Did he ever picture her funeral before she passed away?

“Not really.”

He lives just five minutes away from the cemetery. He says he didn’t even know it existed before his wife died. He did not plan to come here every day. It just happened. When it did, that was when the grief hit. “I missed her. I missed her really deeply. I still do,” Don says.

It’s been a year and a half now.

He says he doesn’t know if heaven exists. But if there is heaven, he says, then she’s there. In front of her grave, he stretches his hands upwards. He says on her last day, when Ashley and Don laid on either side of her, she would reach like that. “It’s like she was looking to where she was going next. Who knows.”

He doesn’t think about whether she’s here or not, Don says. When he sits here, on his checkered lawn chair, he sees pictures of her living. How she wears a Santa hat and decorates the house. How she dances around the room to her favorite music, Aretha Franklin, Dolly Parton.

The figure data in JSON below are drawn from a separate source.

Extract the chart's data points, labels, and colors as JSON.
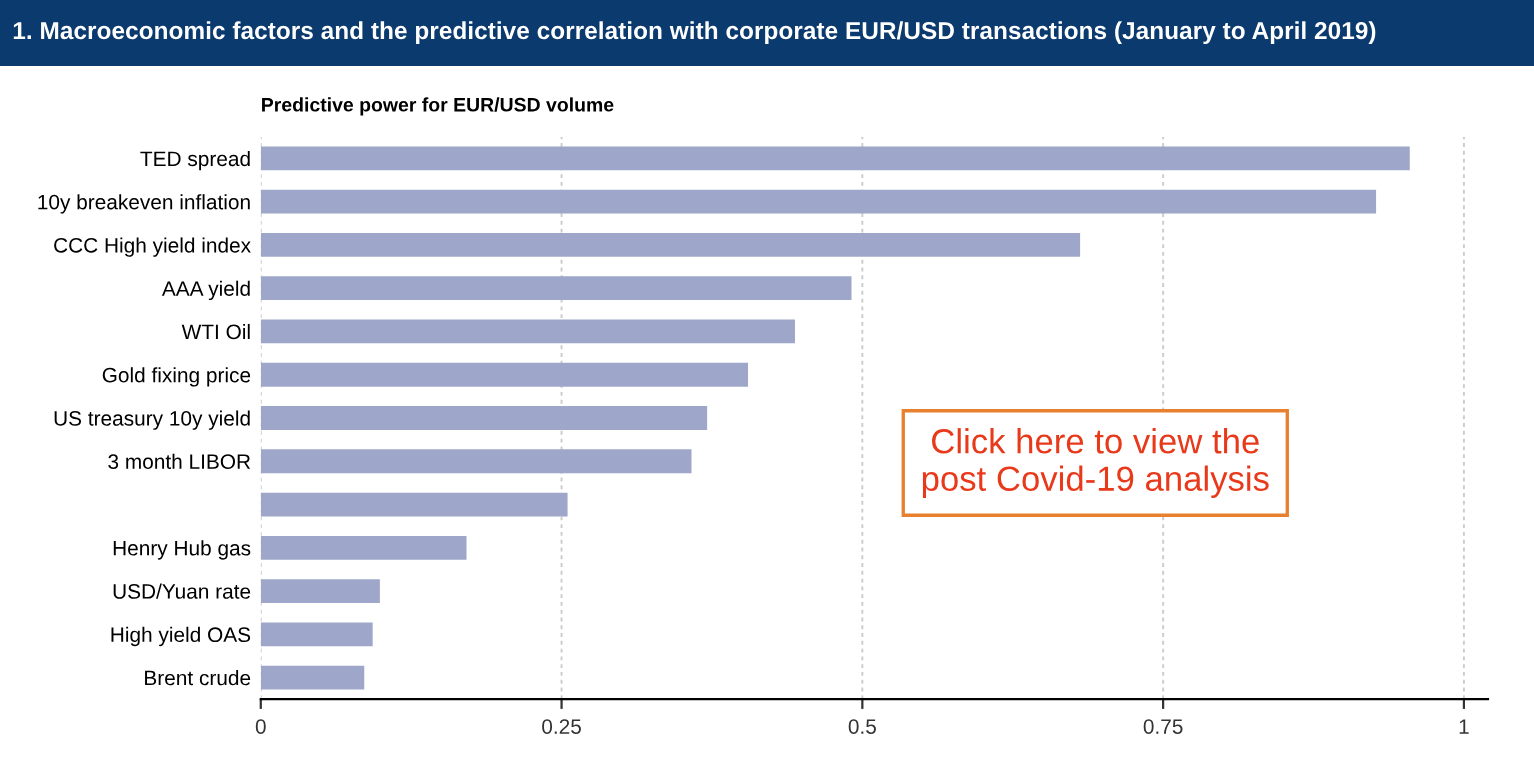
{
  "chart_data": {
    "type": "bar",
    "orientation": "horizontal",
    "title": "1. Macroeconomic factors and the predictive correlation with corporate EUR/USD transactions (January to April 2019)",
    "subtitle": "Predictive power for EUR/USD volume",
    "categories": [
      "TED spread",
      "10y breakeven inflation",
      "CCC High yield index",
      "AAA yield",
      "WTI Oil",
      "Gold fixing price",
      "US treasury 10y yield",
      "3 month LIBOR",
      null,
      "Henry Hub gas",
      "USD/Yuan rate",
      "High yield OAS",
      "Brent crude"
    ],
    "values": [
      0.955,
      0.927,
      0.681,
      0.491,
      0.444,
      0.405,
      0.371,
      0.358,
      0.255,
      0.171,
      0.099,
      0.093,
      0.086
    ],
    "color": "#9ea7c9",
    "xlim": [
      0,
      1.02
    ],
    "xticks": [
      0,
      0.25,
      0.5,
      0.75,
      1
    ],
    "grid": "x",
    "annotations": [
      "Click here to view the post Covid-19 analysis"
    ]
  }
}
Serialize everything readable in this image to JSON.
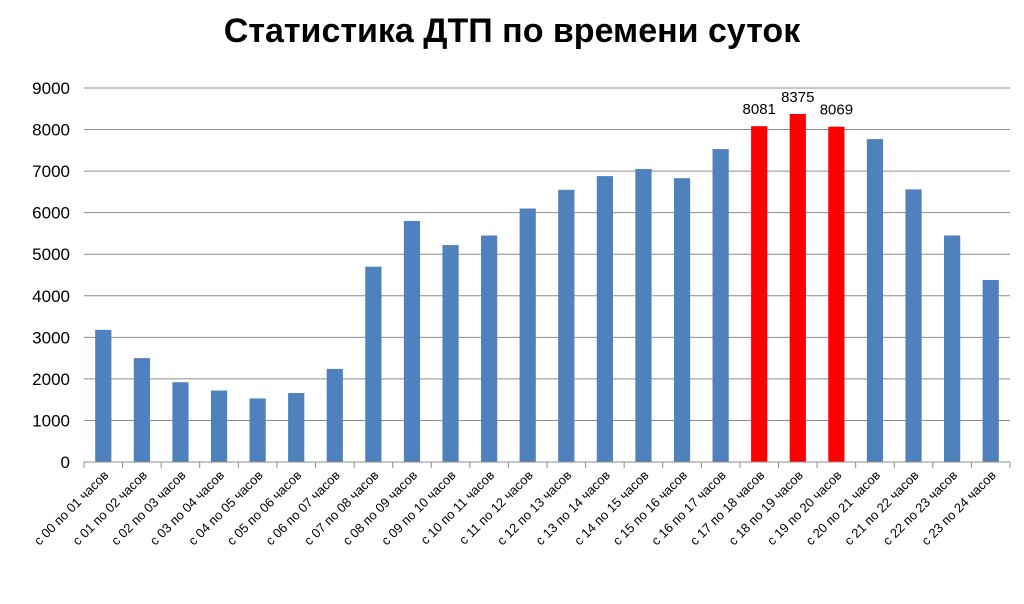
{
  "chart_data": {
    "type": "bar",
    "title": "Статистика ДТП по времени суток",
    "xlabel": "",
    "ylabel": "",
    "ylim": [
      0,
      9000
    ],
    "yticks": [
      0,
      1000,
      2000,
      3000,
      4000,
      5000,
      6000,
      7000,
      8000,
      9000
    ],
    "grid": true,
    "legend": "none",
    "categories": [
      "с 00 по 01 часов",
      "с 01 по 02 часов",
      "с 02 по 03 часов",
      "с 03 по 04 часов",
      "с 04 по 05 часов",
      "с 05 по 06 часов",
      "с 06 по 07 часов",
      "с 07 по 08 часов",
      "с 08 по 09 часов",
      "с 09 по 10 часов",
      "с 10 по 11 часов",
      "с 11 по 12 часов",
      "с 12 по 13 часов",
      "с 13 по 14 часов",
      "с 14 по 15 часов",
      "с 15 по 16 часов",
      "с 16 по 17 часов",
      "с 17 по 18 часов",
      "с 18 по 19 часов",
      "с 19 по 20 часов",
      "с 20 по 21 часов",
      "с 21 по 22 часов",
      "с 22 по 23 часов",
      "с 23 по 24 часов"
    ],
    "values": [
      3180,
      2500,
      1920,
      1720,
      1530,
      1660,
      2240,
      4700,
      5800,
      5220,
      5450,
      6100,
      6550,
      6880,
      7050,
      6830,
      7530,
      8081,
      8375,
      8069,
      7770,
      6560,
      5450,
      4380
    ],
    "data_labels": [
      null,
      null,
      null,
      null,
      null,
      null,
      null,
      null,
      null,
      null,
      null,
      null,
      null,
      null,
      null,
      null,
      null,
      "8081",
      "8375",
      "8069",
      null,
      null,
      null,
      null
    ],
    "highlighted": [
      17,
      18,
      19
    ],
    "colors": {
      "bar": "#4f81bd",
      "highlight": "#ff0000",
      "grid": "#8c8c8c"
    }
  }
}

Sometimes he would hear a song and then remember that it was one she liked a lot.

Don says: “You don’t get over grief. You just get through it. You will always feel some grief and caring. I believe grief is important. But it can also ruin your life. People can wallow in it forever. You need to take action.”

He goes biking. He goes to the gym. And at some point, he registered on eHarmony, to not be alone anymore. He has a new girlfriend now.

At the cemetery, he talks to his wife. He sees her as his guardian angel. So he asked her if she approved.

What did she say?

“Well, she did not say no,” he says. “So I assume she means yes.” Then he laughs again, that pat-on-the-back laugh. Before he leaves, before he folds his checkered lawn chair, he always speaks the same words to his wife.

“I’ll be here to lay down beside you.”

“But,” Don says. “I am not in a big hurry.” He drives off in his green truck.